I made a choice and imagined Mr. Theo and Maris working on a long poem, one that took up an entire wall, both of them so lost in it that they didn’t notice I was gone. The magic tingled, like it always did, and the picture in my head grew clearer and more precise until . . .

  “Mr. Theo!” Maris shouted, an idea lighting up her whole face.

  “Maris!” Mr. Theo replied.

  Then they were off, running for their notebooks, jotting down ideas.

  “Thanks,” Ari said.

  I lifted my bracelet to my mouth and called the others. “Muses, it’s time to muster. Meet at the museum ASAP.”

  Chapter 23

  Aphrodite’s Gifts

  By the time Thalia, Nia, and Mela got to the museum, it was already three o’clock. Guilt ate at the corners of my brain, like a little mouse making a home for itself. But I tried to remember that Ari was in immediate danger. Getting into trouble again would be worth it if we saved her.
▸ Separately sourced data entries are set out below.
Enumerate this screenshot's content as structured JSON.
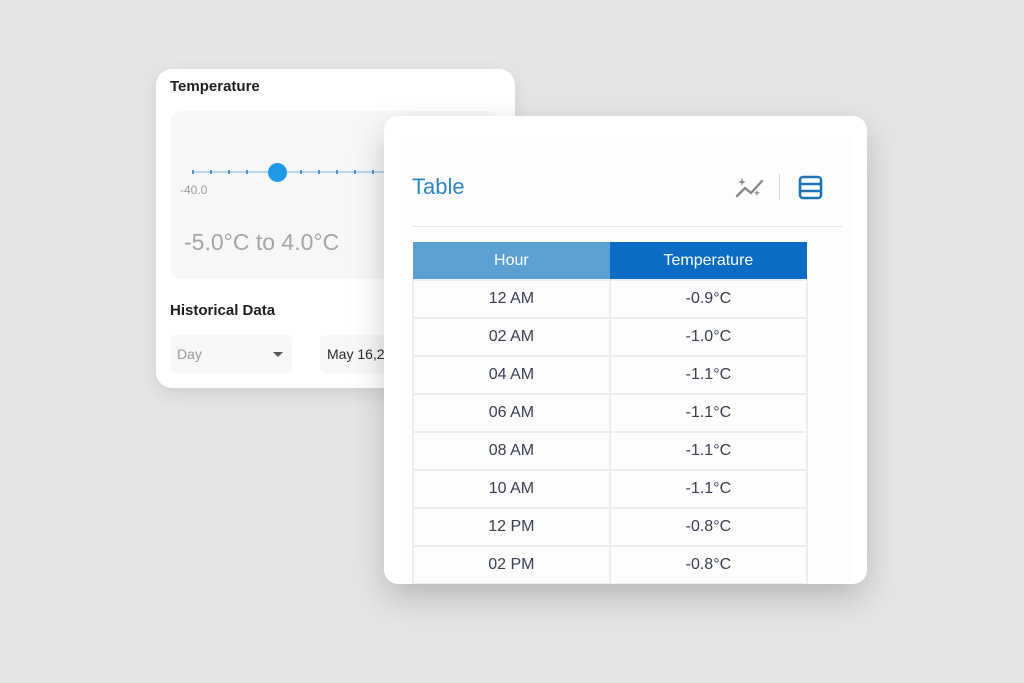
{
  "temperature_panel": {
    "title": "Temperature",
    "slider_min": "-40.0",
    "range_text": "-5.0°C to 4.0°C"
  },
  "historical": {
    "title": "Historical Data",
    "period_value": "Day",
    "date_value": "May 16,2"
  },
  "table_panel": {
    "title": "Table",
    "columns": [
      "Hour",
      "Temperature"
    ],
    "rows": [
      [
        "12 AM",
        "-0.9°C"
      ],
      [
        "02 AM",
        "-1.0°C"
      ],
      [
        "04 AM",
        "-1.1°C"
      ],
      [
        "06 AM",
        "-1.1°C"
      ],
      [
        "08 AM",
        "-1.1°C"
      ],
      [
        "10 AM",
        "-1.1°C"
      ],
      [
        "12 PM",
        "-0.8°C"
      ],
      [
        "02 PM",
        "-0.8°C"
      ]
    ]
  },
  "icons": {
    "chart_view": "line-chart-sparkle-icon",
    "table_view": "table-icon"
  },
  "colors": {
    "accent": "#2f8ac4",
    "header_light": "#5aa0d2",
    "header_dark": "#0a6cc3",
    "slider_thumb": "#1d9be8"
  }
}
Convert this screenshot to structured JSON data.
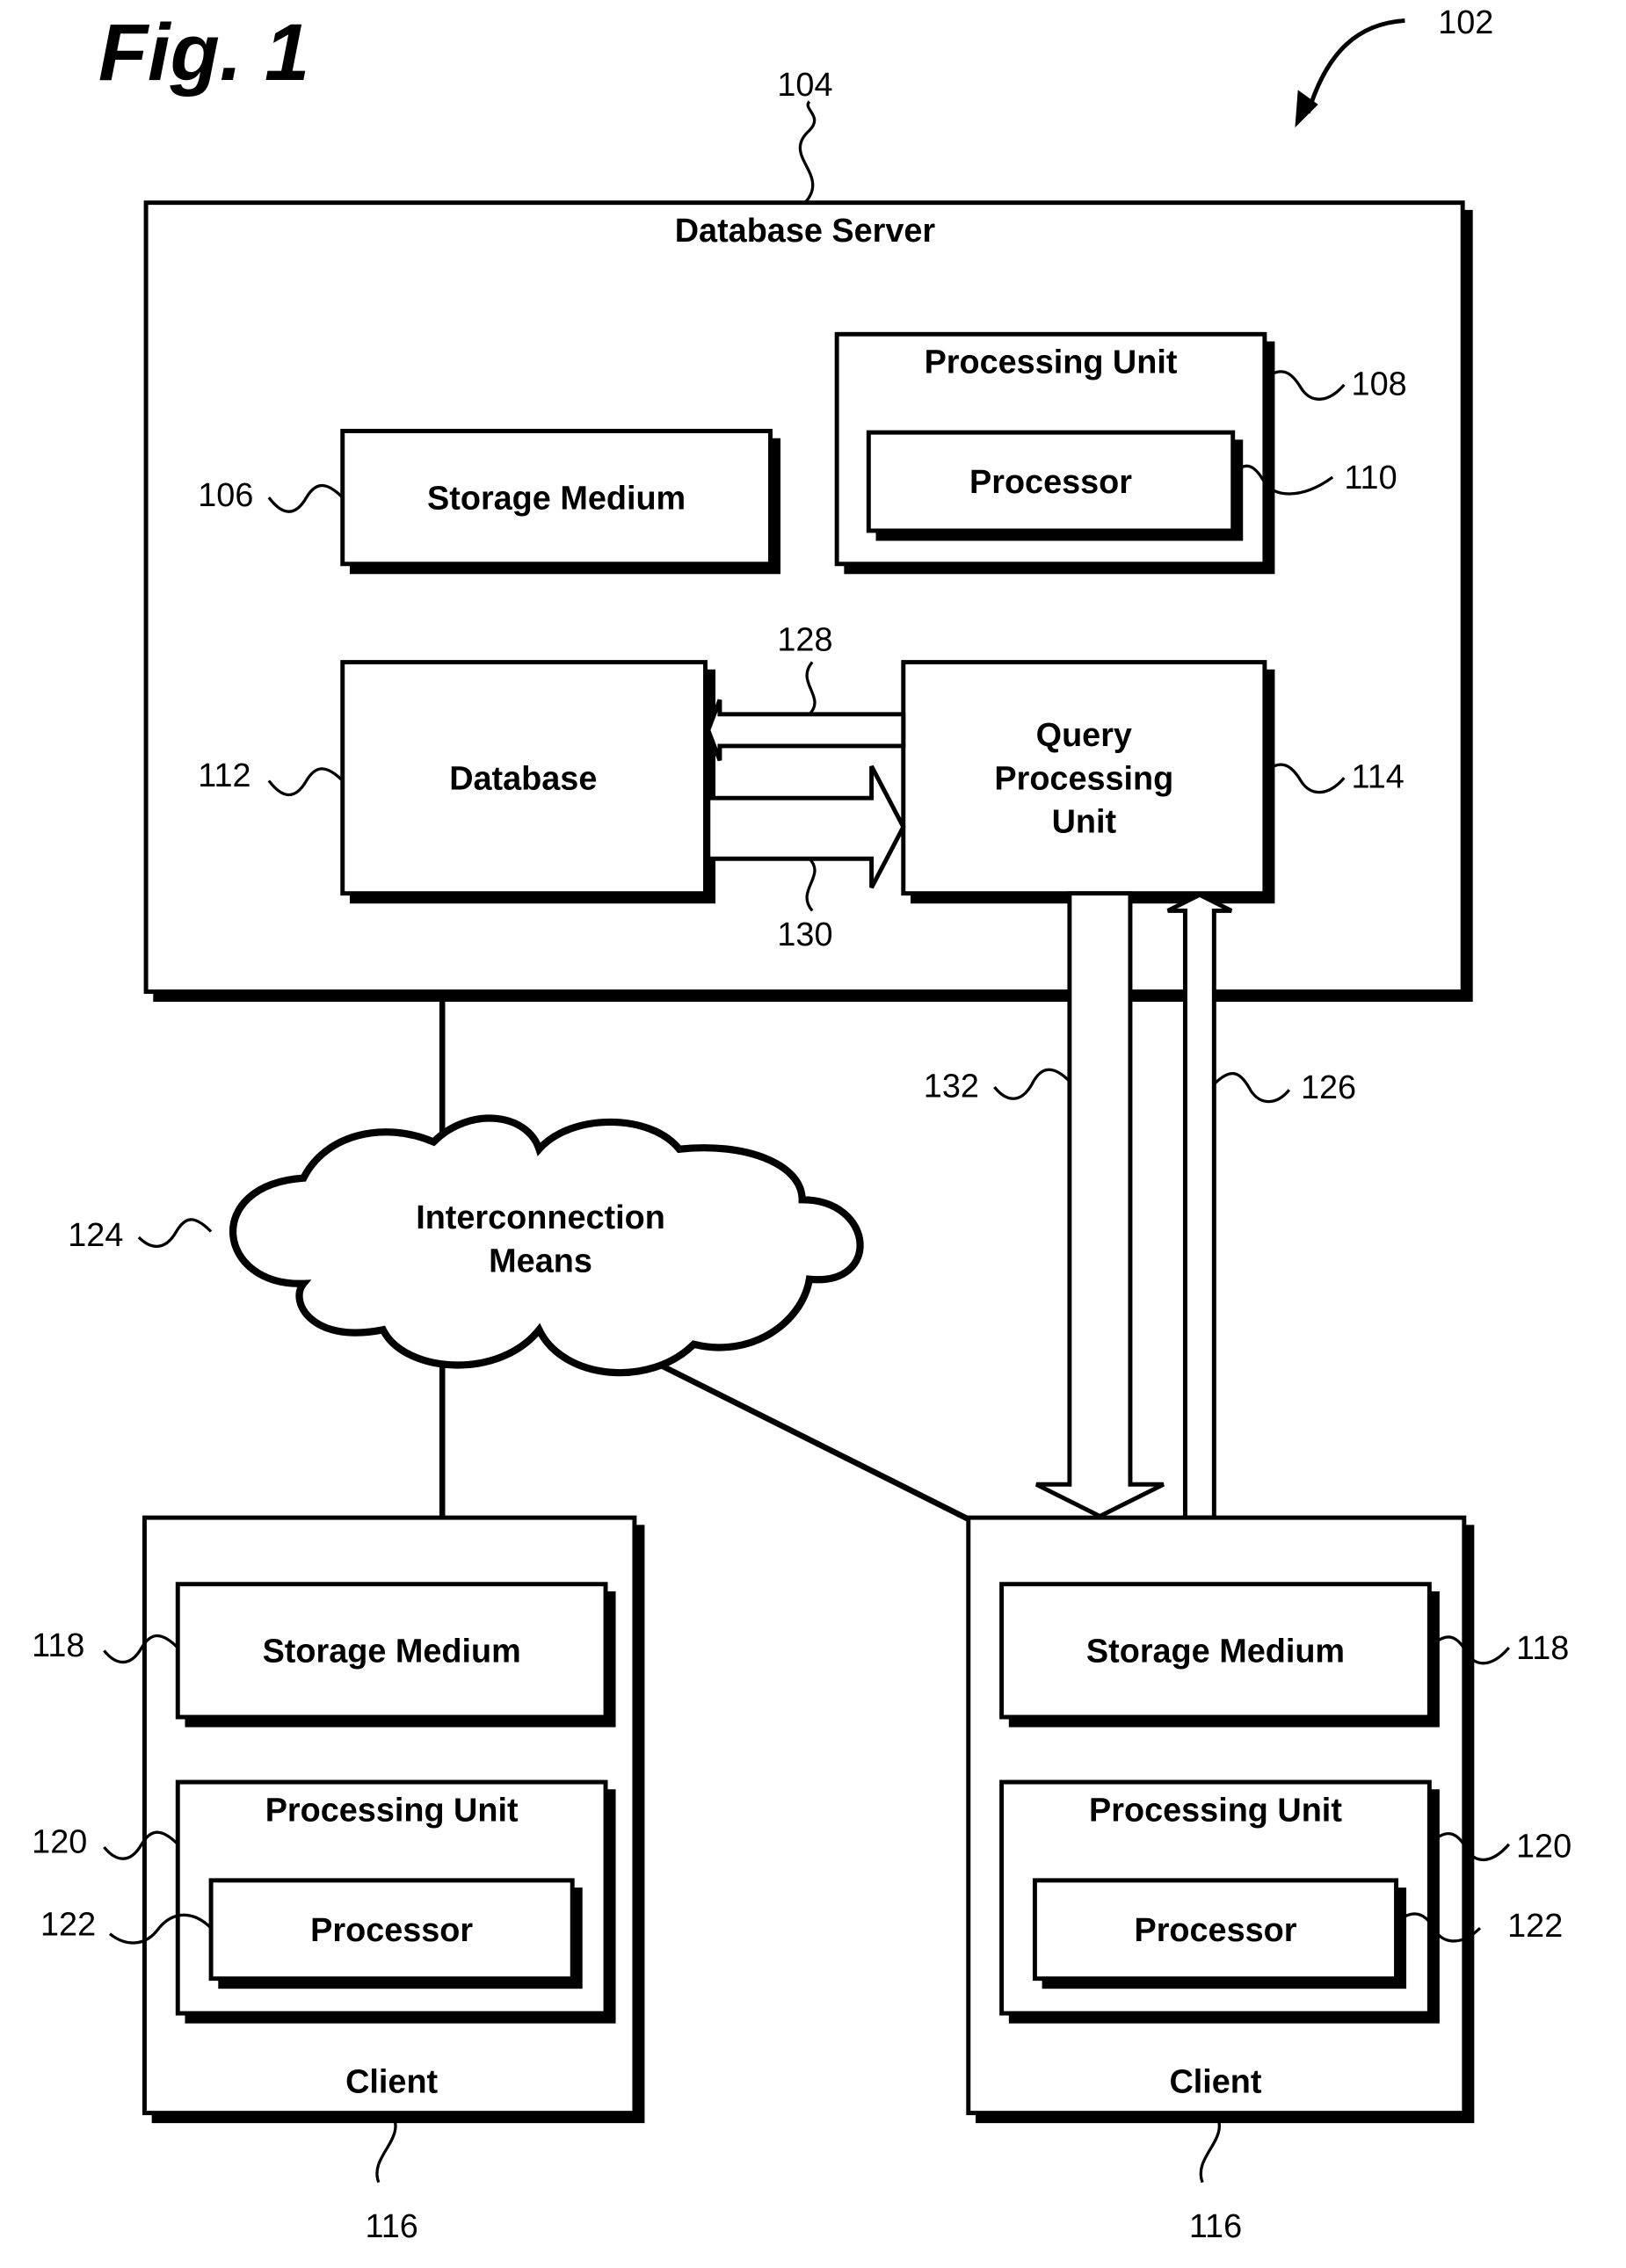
{
  "figure": {
    "title": "Fig. 1",
    "system_ref": "102"
  },
  "server": {
    "label": "Database Server",
    "ref": "104",
    "storage": {
      "label": "Storage Medium",
      "ref": "106"
    },
    "processing_unit": {
      "label": "Processing Unit",
      "ref": "108"
    },
    "processor": {
      "label": "Processor",
      "ref": "110"
    },
    "database": {
      "label": "Database",
      "ref": "112"
    },
    "query_unit": {
      "lines": [
        "Query",
        "Processing",
        "Unit"
      ],
      "ref": "114"
    },
    "arrow_to_db_ref": "128",
    "arrow_to_qpu_ref": "130"
  },
  "network": {
    "lines": [
      "Interconnection",
      "Means"
    ],
    "ref": "124"
  },
  "links": {
    "down_arrow_ref": "132",
    "up_arrow_ref": "126"
  },
  "clients": [
    {
      "label": "Client",
      "ref": "116",
      "storage": {
        "label": "Storage Medium",
        "ref": "118"
      },
      "processing_unit": {
        "label": "Processing Unit",
        "ref": "120"
      },
      "processor": {
        "label": "Processor",
        "ref": "122"
      }
    },
    {
      "label": "Client",
      "ref": "116",
      "storage": {
        "label": "Storage Medium",
        "ref": "118"
      },
      "processing_unit": {
        "label": "Processing Unit",
        "ref": "120"
      },
      "processor": {
        "label": "Processor",
        "ref": "122"
      }
    }
  ]
}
  We narrowly missed bumping into Clio on the way out of the museum. Nia, Mela, Thalia, and I crouched behind a set of vending machines in the café, while Ari pretended to browse the sandwich selections.

  “I’m starting to feel really bad about disobeying Clio’s orders,” Nia said, now that Ari was out of earshot.

  Clio paused as she neared the machines, patted her pockets, then went into the café. I could have sworn I heard her stomach growling as she passed us by.

  “Me, too,” Mela said.

  “Me, three,” Thalia added. “How are we ever going to find the tenth muse without help from the Gray Sisters?”

  “One problem at a time, I guess,” I said, but my heart wasn’t in it. I hated the idea of disappointing Clio and the other grown-up muses.

  We watched as Clio chose a salad and a bottle of water. She sat with her food near a window, picking at limp lettuce with a sad look on her face.

  “She looks absolutely gutted,” Thalia said. “And it’s all our fault. We’re supposed to be helping her locate the tenth muse.”

  I felt a pang in my chest. It was possible that the very existence of the muses was in danger. That’s what Clio had said. And here we were . . . hiding behind junk food. Clio sighed over her sad salad, and I nearly bolted out from where we hid, ready to confess everything.